そうでなければ、龍崎雄がわざわざ買って堀口景介に渡すはずがない。
おそらく会社とプロジェクトが利益を上げ、堀口景介が龍崎雄からの送金を受け取らなかったため、龍崎雄は彼の必要なものを買うことにしたのだろう。
堀口景介は時枝秋を実験室に連れて行き、最近の実験の成果について話し合い、さらに彼女が先ほど話した抽出についても議論した。
気づかないうちに午後の時間が過ぎていた。
「今夜、実験室で食事会があるんだけど、一緒に来ない?」
「いいわ」時枝秋はまだ物足りない気持ちで、すぐに承諾した。
その後、多くの人々が出てきた。先ほど時枝秋を迎えに来た若者や、白衣を着た医師たち、学生たちもいた。
「わあ、堀口先生、時枝秋は本当にあなたの妹さんなんですね?普段は冗談だと思っていて、お兄さんのファンだと思っていたのに、本当のお兄さんだったなんて!」
「堀口先生、ずるいです。なんで三班の人に時枝秋を迎えに行かせたんですか?私に頼まなかったのはなぜですか?」
「メガネ野郎、お前に時枝秋を迎えに行かせたら、一日中戻って来ないだろう?自分が強度の近視なのに分かってないのか?眼鏡を外したらほとんど盲目同然なのに、よく堀口先生から重要な任務を任されようと思ったな。」
みんなで冗談を言い合い、メガネ野郎も怒らなかった。
彼らは写真を撮りたがり、時枝秋は断らずに一緒に写真を撮り、さらに丁寧にサインも書いてあげた。

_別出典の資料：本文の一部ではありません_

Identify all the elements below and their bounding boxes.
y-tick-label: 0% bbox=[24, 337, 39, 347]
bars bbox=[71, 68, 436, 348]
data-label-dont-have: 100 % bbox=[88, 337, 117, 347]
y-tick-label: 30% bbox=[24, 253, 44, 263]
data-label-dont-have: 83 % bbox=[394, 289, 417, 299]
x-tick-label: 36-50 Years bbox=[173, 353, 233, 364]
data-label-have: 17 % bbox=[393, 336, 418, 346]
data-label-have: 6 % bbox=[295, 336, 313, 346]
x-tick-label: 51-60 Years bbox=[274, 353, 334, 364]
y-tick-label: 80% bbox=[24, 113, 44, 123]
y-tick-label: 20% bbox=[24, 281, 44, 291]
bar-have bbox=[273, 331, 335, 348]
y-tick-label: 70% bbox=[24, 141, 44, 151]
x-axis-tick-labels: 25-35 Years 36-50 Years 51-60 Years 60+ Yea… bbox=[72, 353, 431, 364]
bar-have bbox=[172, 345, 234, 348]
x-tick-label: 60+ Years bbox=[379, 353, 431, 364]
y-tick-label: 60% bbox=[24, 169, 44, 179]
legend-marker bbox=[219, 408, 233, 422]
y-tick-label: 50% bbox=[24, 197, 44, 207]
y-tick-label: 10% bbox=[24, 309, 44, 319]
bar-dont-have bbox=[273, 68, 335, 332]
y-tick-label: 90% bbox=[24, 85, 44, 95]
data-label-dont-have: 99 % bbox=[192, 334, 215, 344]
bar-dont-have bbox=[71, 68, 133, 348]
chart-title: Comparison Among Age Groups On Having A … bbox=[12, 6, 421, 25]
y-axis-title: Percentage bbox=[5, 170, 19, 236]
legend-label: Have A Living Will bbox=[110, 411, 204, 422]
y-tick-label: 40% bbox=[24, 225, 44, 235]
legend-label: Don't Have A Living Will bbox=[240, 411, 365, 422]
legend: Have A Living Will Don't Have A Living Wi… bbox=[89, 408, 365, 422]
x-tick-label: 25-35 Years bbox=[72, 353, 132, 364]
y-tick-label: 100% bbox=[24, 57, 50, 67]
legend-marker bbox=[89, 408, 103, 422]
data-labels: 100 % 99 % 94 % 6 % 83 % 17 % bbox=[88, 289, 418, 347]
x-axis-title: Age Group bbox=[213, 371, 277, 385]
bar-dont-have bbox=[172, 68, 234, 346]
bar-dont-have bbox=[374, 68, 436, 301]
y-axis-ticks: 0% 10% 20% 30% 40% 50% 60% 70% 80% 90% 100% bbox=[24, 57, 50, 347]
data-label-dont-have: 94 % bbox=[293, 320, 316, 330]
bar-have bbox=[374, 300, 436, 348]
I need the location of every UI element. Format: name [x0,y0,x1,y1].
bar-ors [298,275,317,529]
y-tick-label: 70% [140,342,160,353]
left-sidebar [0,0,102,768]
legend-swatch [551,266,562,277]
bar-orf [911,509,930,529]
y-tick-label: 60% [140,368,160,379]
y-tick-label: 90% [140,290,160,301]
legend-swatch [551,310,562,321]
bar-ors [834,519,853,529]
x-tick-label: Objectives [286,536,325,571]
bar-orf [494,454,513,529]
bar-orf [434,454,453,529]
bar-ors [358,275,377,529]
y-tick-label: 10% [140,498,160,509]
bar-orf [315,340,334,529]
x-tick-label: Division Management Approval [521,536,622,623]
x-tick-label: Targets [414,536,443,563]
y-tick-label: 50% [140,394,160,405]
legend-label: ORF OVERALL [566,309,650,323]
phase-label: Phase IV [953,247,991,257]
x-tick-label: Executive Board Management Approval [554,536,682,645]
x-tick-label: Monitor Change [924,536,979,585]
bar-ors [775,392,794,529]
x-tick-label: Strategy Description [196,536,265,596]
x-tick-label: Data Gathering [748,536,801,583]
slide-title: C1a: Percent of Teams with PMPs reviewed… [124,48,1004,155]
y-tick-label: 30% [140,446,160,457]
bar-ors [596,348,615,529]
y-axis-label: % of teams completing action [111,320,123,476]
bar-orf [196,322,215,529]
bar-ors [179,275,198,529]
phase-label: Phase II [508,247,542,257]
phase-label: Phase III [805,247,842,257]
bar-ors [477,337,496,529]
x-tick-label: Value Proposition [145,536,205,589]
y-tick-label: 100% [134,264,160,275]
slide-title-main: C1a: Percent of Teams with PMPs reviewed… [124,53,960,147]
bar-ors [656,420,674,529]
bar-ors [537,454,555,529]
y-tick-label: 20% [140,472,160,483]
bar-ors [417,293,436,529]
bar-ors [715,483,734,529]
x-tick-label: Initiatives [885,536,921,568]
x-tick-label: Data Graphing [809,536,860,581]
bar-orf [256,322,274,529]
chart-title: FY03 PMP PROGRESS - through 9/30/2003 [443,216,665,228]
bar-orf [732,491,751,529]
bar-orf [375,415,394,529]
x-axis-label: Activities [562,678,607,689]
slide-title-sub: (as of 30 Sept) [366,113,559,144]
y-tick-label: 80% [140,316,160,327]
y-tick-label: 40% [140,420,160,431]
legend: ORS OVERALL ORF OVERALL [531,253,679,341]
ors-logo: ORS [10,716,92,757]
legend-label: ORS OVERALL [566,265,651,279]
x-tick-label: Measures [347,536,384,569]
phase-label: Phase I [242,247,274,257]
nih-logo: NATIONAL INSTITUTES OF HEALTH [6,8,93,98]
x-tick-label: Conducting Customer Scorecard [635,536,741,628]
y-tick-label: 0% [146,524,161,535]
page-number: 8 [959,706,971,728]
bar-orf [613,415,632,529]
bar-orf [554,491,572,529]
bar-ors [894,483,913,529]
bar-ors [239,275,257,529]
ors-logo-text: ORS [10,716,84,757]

みんなも分別があり、しばらく騒いだ後は落ち着いて、一緒に学校を出て、外のレストランへ向かった。
みんな時枝秋が記者やパパラッチに追われることを心配して、彼女を真ん中に囲み、無意識のうちに輪を作って彼女を守った。
ただ一人、終始表情が冷淡で、時枝秋のサインも求めなかった人がいた。
食事の場所に着くと、その人は下を向いてスマートフォンを見ていた。
「もういいだろう、武ちゃん。みんなで乾杯しよう。私たちの実験室に時枝秋のような素晴らしい妹がいることに」メガネ野郎がスマートフォンを見ている彼の肩を叩いた。
武ちゃんは顔を上げ、グラスを持ち上げて、みんなと一緒に飲んだ後、また携帯を見続けた。